Anon: Your friend’s experience is horrifying, but consistent with what I have heard. Altitude sickness is unpredictable and often strikes those who have previously tolerate similar altitudes (flip side is decompression illness from SCUBA diving on compressed air rather than Nitrox; a person can get bent on the 100th dive that has the same profile as 99 previous ones). I hope that your friend survives the sickness and the treatment!
A natural experiment has been done in the US, namely NY and MA, where a large fraction of the deaths happen before vaccine compared with other states. It is probably hard to deduce exact numbers but some inference can be made.
MA has 21.2k covid deaths in total, 12k in 2020. For this back of envelope calculation, 12k happened before vaccine, and 9.2k after vaccine.
FL has 78k deaths in total, 23k in 2020. It is clear that there is a significant difference in the ratio between the two states.
Now, most deaths happen in the 65+ age range so let’s compare the 65+ population in the two states.

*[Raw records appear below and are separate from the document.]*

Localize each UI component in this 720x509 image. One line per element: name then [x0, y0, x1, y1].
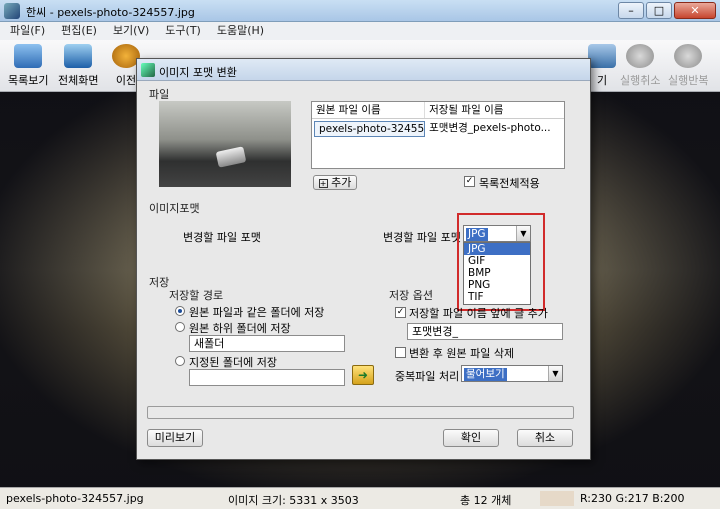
save-group-label: 저장 — [149, 276, 170, 289]
menu-bar: 파일(F) 편집(E) 보기(V) 도구(T) 도움말(H) — [0, 22, 720, 40]
dialog-icon — [141, 63, 155, 77]
col-saved-header[interactable]: 저장될 파일 이름 — [425, 102, 564, 118]
redo-button[interactable]: 실행반복 — [668, 44, 708, 88]
color-swatch — [540, 491, 574, 506]
menu-help[interactable]: 도움말(H) — [217, 22, 264, 40]
apply-all-checkbox[interactable]: ✓ — [464, 176, 475, 187]
file-group-label: 파일 — [149, 88, 170, 101]
sub-folder-label: 원본 하위 폴더에 저장 — [189, 322, 291, 335]
prefix-checkbox[interactable]: ✓ — [395, 307, 406, 318]
window-controls: – □ ✕ — [618, 2, 716, 19]
sub-folder-input[interactable]: 새폴더 — [189, 335, 345, 352]
status-rgb: R:230 G:217 B:200 — [580, 492, 685, 505]
custom-folder-label: 지정된 폴더에 저장 — [189, 356, 277, 369]
title-bar: 한씨 - pexels-photo-324557.jpg – □ ✕ — [0, 0, 720, 22]
duplicate-select[interactable]: 물어보기 ▼ — [461, 365, 563, 382]
list-view-icon — [14, 44, 43, 68]
convert-format-label-2: 변경할 파일 포맷 — [383, 231, 461, 244]
same-folder-radio[interactable] — [175, 306, 185, 316]
progress-bar — [147, 406, 574, 419]
status-filename: pexels-photo-324557.jpg — [6, 492, 144, 505]
format-convert-dialog: 이미지 포맷 변환 파일 원본 파일 이름 저장될 파일 이름 pexels-p… — [136, 58, 591, 460]
convert-format-label: 변경할 파일 포맷 — [183, 231, 261, 244]
file-row[interactable]: pexels-photo-324557.jpg 포맷변경_pexels-phot… — [312, 121, 564, 137]
file-original-name: pexels-photo-324557.jpg — [314, 121, 426, 137]
plus-icon: + — [318, 178, 328, 188]
highlight-box — [457, 213, 545, 311]
full-screen-icon — [64, 44, 93, 68]
menu-file[interactable]: 파일(F) — [10, 22, 45, 40]
preview-button[interactable]: 미리보기 — [147, 429, 203, 447]
ok-button[interactable]: 확인 — [443, 429, 499, 447]
apply-all-label: 목록전체적용 — [479, 177, 540, 190]
rotate-button[interactable]: 기 — [588, 44, 616, 88]
save-options-group-label: 저장 옵션 — [389, 289, 433, 302]
folder-browse-icon[interactable]: ➜ — [352, 365, 374, 385]
duplicate-selected: 물어보기 — [464, 368, 507, 381]
delete-original-checkbox[interactable] — [395, 347, 406, 358]
add-button[interactable]: + 추가 — [313, 175, 357, 190]
custom-folder-radio[interactable] — [175, 356, 185, 366]
menu-tools[interactable]: 도구(T) — [165, 22, 201, 40]
prefix-input[interactable]: 포맷변경_ — [407, 323, 563, 340]
format-group-label: 이미지포맷 — [149, 202, 200, 215]
close-button[interactable]: ✕ — [674, 2, 716, 19]
menu-edit[interactable]: 편집(E) — [61, 22, 97, 40]
save-path-group-label: 저장할 경로 — [169, 289, 224, 302]
status-total: 총 12 개체 — [460, 494, 512, 507]
delete-original-label: 변환 후 원본 파일 삭제 — [409, 347, 515, 360]
full-screen-button[interactable]: 전체화면 — [58, 44, 98, 88]
duplicate-label: 중복파일 처리 — [395, 370, 460, 383]
file-saved-name: 포맷변경_pexels-photo... — [429, 122, 551, 134]
file-list[interactable]: 원본 파일 이름 저장될 파일 이름 pexels-photo-324557.j… — [311, 101, 565, 169]
image-thumbnail — [159, 101, 291, 187]
list-view-button[interactable]: 목록보기 — [8, 44, 48, 88]
same-folder-label: 원본 파일과 같은 폴더에 저장 — [189, 306, 325, 319]
minimize-button[interactable]: – — [618, 2, 644, 19]
window-title: 한씨 - pexels-photo-324557.jpg — [26, 6, 195, 19]
maximize-button[interactable]: □ — [646, 2, 672, 19]
dialog-title-bar: 이미지 포맷 변환 — [137, 59, 590, 81]
undo-icon — [626, 44, 655, 68]
status-image-size: 이미지 크기: 5331 x 3503 — [228, 494, 359, 507]
app-icon — [4, 3, 20, 19]
custom-folder-input[interactable] — [189, 369, 345, 386]
sub-folder-radio[interactable] — [175, 322, 185, 332]
undo-button[interactable]: 실행취소 — [620, 44, 660, 88]
chevron-down-icon[interactable]: ▼ — [548, 366, 562, 381]
prefix-label: 저장할 파일 이름 앞에 글 추가 — [409, 307, 548, 320]
menu-view[interactable]: 보기(V) — [113, 22, 149, 40]
status-bar: pexels-photo-324557.jpg 이미지 크기: 5331 x 3… — [0, 487, 720, 509]
cancel-button[interactable]: 취소 — [517, 429, 573, 447]
col-original-header[interactable]: 원본 파일 이름 — [312, 102, 426, 118]
rotate-icon — [588, 44, 616, 68]
redo-icon — [674, 44, 703, 68]
dialog-title: 이미지 포맷 변환 — [159, 66, 237, 79]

I calculated from census, and if I am not mistaken, there are 1.215m 65+ people in MA and 4.596m people in FL. If vaccine has no effect at all, from MA number, we expect that there are 21.2*4.596/1.215 = 80.2k deaths in FL.
My personal conclusion on this is that there might be an effect, though the effect is most likely very far from 90% reduction or anything dramatic like that.
AA: Your approach is interesting. Any time that we are looking at Year 1 vs. Year 2 data we should also keep in mind that a virus, even without mutation or a vaccine or a treatment, becomes less deadly over time. The hosts that are most susceptible to being killed are likely to be killed in the first wave of that virus. Because people can’t be killed twice, the virus appears to be getting less deadly even though, in reality, it is just that the people who were easy for the virus to kill are already dead.